Lawyers on both sides of the US government's civil lawsuit against a former Goldman Sachs staff member who has become a prominent face of the financial crisis were asked to keep legal mumbo jumbo to a minimum.
But despite the presiding judge's plea to avoid terms like swaps and "synthetic CDOs" - the judge said "mere mortals don't know what a trading desk is" - both sides dove into descriptions of residential mortgage-backed securities and credit default swaps.
It was a clunky opening to the civil trial in New York of Fabrice Tourre, whose work putting together a now-notorious mortgage investment is the focus of the Securities and Exchange Commission's case.
Mr Tourre, 34, a Frenchman who was on Goldman's mortgage desk, was the point person in building a 2007 debt investment that ultimately failed. As the most prominent target of a government lawsuit tied to the financial crisis, he has become a lightning rod for criticism. Goldman was charged alongside Mr Tourre but chose to settle, paying what was in 2010 a record $US550 million penalty, without admitting guilt.
During opening statements, lawyers for the SEC and Mr Tourre painted differing pictures of what was at stake in the trial. Mr Tourre has denied wrongdoing. He is the only individual facing charges stemming from the investment product.
Matthew Martens, the SEC's lead lawyer and the head of the agency's trial unit, argued the case was about taking on excessive greed and trickery on Wall Street. Contending that Mr Tourre had misled investors about the true origins of the mortgage investment doomed to fail, he argued that the former Goldman employee shirked his legal duties to enrich both his firm and a big hedge fund client.

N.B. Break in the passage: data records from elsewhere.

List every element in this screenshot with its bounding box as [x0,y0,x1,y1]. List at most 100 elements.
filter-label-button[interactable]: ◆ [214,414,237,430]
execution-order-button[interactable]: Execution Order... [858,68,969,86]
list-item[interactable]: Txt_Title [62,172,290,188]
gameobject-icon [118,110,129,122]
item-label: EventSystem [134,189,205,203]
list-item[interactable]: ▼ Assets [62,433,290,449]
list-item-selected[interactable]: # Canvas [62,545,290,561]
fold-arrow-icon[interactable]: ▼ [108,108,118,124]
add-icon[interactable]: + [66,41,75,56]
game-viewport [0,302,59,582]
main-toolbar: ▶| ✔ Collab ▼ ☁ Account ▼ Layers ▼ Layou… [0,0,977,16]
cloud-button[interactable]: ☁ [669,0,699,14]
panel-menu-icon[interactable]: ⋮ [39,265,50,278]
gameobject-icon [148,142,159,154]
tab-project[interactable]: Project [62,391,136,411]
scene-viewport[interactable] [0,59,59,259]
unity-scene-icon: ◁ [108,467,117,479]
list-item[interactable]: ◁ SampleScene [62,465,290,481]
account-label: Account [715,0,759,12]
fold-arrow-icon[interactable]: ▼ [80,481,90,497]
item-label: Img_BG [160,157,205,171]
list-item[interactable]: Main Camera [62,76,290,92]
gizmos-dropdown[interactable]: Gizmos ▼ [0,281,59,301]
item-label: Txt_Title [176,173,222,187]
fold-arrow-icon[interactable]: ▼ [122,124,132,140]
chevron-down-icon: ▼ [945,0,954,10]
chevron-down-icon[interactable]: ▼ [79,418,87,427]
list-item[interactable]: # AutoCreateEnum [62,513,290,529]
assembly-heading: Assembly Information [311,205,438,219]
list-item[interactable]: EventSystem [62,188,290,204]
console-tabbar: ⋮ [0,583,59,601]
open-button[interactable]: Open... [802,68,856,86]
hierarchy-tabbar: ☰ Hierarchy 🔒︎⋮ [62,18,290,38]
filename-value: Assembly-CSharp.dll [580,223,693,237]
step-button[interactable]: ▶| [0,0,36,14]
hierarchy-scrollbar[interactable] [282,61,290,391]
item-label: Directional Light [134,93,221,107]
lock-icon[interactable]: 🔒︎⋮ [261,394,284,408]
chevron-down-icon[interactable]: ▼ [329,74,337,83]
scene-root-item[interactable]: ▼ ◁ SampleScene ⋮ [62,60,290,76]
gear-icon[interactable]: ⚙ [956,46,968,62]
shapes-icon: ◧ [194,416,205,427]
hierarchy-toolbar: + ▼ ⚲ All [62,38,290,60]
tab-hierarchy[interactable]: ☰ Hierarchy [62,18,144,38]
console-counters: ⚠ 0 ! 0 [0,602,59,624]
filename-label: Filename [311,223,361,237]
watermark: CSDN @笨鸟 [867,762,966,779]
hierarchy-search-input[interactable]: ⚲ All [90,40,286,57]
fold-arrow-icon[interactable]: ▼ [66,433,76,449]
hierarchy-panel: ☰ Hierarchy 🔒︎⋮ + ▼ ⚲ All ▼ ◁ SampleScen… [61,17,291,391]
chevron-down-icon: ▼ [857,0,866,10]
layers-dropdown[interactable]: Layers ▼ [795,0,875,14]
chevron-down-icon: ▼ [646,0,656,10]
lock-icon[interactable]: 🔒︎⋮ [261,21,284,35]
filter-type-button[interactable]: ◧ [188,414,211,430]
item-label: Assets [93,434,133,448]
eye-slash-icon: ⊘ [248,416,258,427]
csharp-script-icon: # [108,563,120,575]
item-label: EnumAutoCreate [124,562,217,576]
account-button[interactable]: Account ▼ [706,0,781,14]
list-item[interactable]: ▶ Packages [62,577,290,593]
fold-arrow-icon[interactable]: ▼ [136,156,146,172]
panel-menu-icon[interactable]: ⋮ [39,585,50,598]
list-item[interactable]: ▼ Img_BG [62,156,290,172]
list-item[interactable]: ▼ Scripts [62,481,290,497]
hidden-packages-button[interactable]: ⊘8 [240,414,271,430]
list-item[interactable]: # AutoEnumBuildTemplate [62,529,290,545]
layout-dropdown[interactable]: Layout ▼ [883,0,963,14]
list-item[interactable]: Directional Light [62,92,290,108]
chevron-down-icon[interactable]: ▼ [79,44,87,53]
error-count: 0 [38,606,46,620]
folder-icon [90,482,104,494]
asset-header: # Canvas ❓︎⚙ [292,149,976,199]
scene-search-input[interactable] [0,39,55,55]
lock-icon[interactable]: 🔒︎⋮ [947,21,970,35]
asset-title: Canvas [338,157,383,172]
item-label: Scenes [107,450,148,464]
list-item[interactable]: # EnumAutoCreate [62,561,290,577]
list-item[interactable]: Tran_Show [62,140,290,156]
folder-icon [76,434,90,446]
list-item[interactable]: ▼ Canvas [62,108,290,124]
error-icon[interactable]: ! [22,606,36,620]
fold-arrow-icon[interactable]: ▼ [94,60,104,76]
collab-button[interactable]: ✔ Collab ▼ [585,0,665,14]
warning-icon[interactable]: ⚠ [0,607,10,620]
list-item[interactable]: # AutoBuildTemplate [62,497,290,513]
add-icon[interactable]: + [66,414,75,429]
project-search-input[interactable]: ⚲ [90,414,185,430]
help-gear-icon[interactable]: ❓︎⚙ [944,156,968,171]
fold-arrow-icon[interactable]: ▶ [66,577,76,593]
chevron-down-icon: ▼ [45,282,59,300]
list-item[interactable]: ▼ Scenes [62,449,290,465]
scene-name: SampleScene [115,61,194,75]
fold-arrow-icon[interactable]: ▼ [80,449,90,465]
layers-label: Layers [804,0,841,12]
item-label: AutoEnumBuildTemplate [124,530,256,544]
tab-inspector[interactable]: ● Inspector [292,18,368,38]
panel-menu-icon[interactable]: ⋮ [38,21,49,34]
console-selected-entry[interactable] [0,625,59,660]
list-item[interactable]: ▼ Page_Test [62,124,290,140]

Ultimately, Goldman made $US15 million in fees on the investment. The firm's client, the hedge fund Paulson & Co, made an estimated $US1 billion. "The defendant knew he was committing a fraud," Mr Martens said.
One of Mr Tourre's lawyers, led by Pamela Chepiga of Allen & Overy, defended him as merely participating in a game played by intelligent investors. The investment Mr Tourre assembled was a zero-sum game in which one side had to lose for the other to make money.
And one of the firms that the government has depicted as a victim, the bond insurer ACA Management, was well aware of whom it was wagering against.
"The most sophisticated bettors in the world were the only ones who got a seat at this table," Ms Chepiga said.
But both sides face the challenge of explaining the complexities of intricate debt instruments to a jury of mostly laypeople.
The trial's first witness, a finance professor at the University of California, Berkeley, was enlisted to help define the language of Mr Tourre's former world, thick with arcana like "collateralised debt obligations" and "special purpose vehicles". Several jurors appeared to take copious notes as the professor, Dwight Jaffee, spoke on the general structure of the kind of investment at the heart of this case.
Staying silent throughout the day's proceedings was Mr Tourre himself. During proceedings, he mostly looked at a laptop or chatted with his defence team. But not even he was immune to the longueurs of explaining mortgage-backed securities, yawning on occasion during Professor Jaffee's testimony.